Clinical Trial Design and Artificial Intelligence | Pepgra.com

Clinical trials take up the second half of the ten – 15 year, 1.5 – 2.0 billion USD, cycle of development only for introducing a replacement drug within a market. Therefore, any Clinical Trials Services that end in failure tends to translate not just in losses in terms of investment for the clinical trial but also takes into its ambit the prices incurred as preclinical development costs. 

This renders the loss for each failed clinical test at 800 million to 1.5 billion USD(Harrer et al., 2019). Keeping these factors in mind, it might be beneficial to explore how AI or AI because it is popularly known are often effectively utilized to re-mould the key phases of a Clinical Trail design with a view to reinforce the speed of success within the trial.

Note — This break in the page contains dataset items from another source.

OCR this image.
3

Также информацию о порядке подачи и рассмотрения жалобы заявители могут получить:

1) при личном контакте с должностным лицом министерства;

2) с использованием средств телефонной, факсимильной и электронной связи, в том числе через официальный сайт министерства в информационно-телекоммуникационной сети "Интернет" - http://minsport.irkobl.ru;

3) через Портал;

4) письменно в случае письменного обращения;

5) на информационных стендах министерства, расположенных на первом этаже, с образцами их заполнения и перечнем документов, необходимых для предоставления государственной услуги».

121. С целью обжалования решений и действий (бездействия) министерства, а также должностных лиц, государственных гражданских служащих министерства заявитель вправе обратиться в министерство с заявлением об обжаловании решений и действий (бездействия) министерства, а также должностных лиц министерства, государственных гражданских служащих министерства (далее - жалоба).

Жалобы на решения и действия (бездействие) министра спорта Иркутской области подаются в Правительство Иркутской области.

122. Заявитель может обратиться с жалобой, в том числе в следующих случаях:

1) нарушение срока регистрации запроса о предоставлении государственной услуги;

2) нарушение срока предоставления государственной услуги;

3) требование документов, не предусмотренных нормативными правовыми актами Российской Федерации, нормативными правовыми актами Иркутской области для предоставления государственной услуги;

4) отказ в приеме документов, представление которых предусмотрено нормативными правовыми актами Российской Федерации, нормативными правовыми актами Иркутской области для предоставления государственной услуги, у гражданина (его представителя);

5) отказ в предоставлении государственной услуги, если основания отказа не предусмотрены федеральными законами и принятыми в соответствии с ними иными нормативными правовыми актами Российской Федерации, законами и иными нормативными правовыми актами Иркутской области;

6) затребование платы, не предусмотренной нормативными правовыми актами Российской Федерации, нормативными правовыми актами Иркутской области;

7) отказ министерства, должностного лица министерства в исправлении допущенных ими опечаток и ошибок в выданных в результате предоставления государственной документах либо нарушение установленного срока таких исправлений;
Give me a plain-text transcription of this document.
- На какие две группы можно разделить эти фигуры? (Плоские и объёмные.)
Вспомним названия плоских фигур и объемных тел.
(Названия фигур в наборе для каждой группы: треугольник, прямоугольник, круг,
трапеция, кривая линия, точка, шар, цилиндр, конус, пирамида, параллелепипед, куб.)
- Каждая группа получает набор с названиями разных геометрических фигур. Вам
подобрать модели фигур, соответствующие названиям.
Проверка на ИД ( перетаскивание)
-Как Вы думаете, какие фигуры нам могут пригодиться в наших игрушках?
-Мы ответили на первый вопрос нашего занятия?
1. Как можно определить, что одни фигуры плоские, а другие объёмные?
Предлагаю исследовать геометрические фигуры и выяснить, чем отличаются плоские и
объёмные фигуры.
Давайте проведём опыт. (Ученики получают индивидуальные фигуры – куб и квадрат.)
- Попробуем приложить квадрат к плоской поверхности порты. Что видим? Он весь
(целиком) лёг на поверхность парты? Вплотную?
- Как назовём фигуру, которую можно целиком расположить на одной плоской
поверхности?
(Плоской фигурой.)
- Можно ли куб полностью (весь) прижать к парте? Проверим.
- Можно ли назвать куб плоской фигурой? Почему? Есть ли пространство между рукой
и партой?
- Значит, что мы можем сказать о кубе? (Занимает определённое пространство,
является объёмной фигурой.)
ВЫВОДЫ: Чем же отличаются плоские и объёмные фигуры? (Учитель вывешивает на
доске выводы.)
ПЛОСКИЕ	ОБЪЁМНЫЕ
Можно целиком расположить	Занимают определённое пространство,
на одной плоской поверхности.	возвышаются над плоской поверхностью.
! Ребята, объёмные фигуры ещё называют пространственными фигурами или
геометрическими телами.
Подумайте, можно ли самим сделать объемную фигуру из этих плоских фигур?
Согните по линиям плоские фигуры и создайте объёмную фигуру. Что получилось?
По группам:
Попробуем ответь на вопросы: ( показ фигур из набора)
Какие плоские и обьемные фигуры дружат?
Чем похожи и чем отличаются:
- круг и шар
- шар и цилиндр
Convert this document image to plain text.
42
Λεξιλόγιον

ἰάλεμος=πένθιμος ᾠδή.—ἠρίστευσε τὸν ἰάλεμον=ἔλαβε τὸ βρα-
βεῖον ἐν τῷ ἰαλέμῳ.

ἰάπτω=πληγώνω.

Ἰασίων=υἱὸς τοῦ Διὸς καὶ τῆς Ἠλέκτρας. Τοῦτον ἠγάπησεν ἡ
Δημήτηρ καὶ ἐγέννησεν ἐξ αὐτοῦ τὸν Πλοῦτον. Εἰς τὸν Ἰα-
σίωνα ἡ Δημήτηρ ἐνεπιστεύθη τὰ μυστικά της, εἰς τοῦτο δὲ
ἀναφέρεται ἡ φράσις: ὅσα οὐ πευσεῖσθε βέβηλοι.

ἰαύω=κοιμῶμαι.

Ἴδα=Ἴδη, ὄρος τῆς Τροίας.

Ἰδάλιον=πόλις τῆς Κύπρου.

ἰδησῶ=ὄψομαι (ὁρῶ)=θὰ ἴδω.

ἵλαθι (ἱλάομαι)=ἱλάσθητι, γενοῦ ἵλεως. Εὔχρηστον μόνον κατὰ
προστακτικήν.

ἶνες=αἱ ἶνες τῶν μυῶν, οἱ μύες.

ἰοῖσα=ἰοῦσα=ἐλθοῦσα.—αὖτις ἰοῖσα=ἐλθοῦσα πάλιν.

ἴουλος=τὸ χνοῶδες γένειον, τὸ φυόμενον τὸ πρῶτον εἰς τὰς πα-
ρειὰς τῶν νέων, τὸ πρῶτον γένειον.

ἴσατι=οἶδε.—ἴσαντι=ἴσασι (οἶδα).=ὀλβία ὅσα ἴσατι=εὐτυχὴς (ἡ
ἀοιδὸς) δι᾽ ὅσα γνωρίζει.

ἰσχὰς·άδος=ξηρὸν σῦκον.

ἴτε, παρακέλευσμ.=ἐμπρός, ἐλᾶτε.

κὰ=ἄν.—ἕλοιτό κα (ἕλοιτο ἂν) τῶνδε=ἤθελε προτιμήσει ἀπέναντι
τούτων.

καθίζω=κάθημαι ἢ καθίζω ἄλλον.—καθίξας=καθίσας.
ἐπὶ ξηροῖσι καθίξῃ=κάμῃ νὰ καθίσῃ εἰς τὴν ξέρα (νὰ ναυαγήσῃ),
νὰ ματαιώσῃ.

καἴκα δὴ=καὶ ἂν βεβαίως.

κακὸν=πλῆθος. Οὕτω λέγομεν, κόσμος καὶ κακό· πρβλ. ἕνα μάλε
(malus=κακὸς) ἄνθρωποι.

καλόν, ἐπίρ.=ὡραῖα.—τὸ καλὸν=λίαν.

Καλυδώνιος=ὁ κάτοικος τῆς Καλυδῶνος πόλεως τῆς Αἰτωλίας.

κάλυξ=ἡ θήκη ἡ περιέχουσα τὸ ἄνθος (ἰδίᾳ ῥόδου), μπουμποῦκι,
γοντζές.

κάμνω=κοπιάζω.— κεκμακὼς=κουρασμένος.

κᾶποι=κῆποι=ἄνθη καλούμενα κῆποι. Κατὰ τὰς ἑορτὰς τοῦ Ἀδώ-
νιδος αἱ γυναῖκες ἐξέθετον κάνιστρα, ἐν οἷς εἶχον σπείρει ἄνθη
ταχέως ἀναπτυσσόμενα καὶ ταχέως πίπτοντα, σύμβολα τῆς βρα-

Factors causing Failures in Clinical Trials and how AI can help

The main two factors that cause failure within clinical trials services pertains to the choice of patient cohorts and therefore the mechanisms used for recruiting cohorts. The said two factors aren't enough to usher in the foremost appropriate patients to the trial during a timely manner, along side the absence of a technical infrastructure to match the intricacies of executing a clinical trial(Fogel, 2018).

AI and its Evolution

AI within the domain of drugs features a history which matches back to the first 1970s when proficient systems like MYCIN had been initially introduced for providing support to diagnostic decisions(Shortliffe, 1984). Nonetheless, early systems of medical AI depended largely on experts from the medical domain for training computers by encrypting clinical knowledge as logic based rules for particular situations or scenarios. Systems of such kind were wrought with the limitation wherein it had been intensive to labour and required tons of your time for the development process. Also, once it had been developed there have been also considerable challenges with regards to any future updates intrinsically systems were largely rigid(McCauley & Ala, 1992).


AI in Clinical Trials

he figure above envisions the key techniques through which AI are often introduced within the tenets of clinical design. There are three key themes within the planning which comprises of; cohort composition, patient recruitment and patient monitoring. These are founded on the features of the patient in terms of eligibility, suitability, empowerment, enrollment and motivation. this is often also inclusive of aspects concerning trial such as; adherence control, endpoint detection and retention of patients. An array of methodologies for design has been utilized to execute functionalities of the target.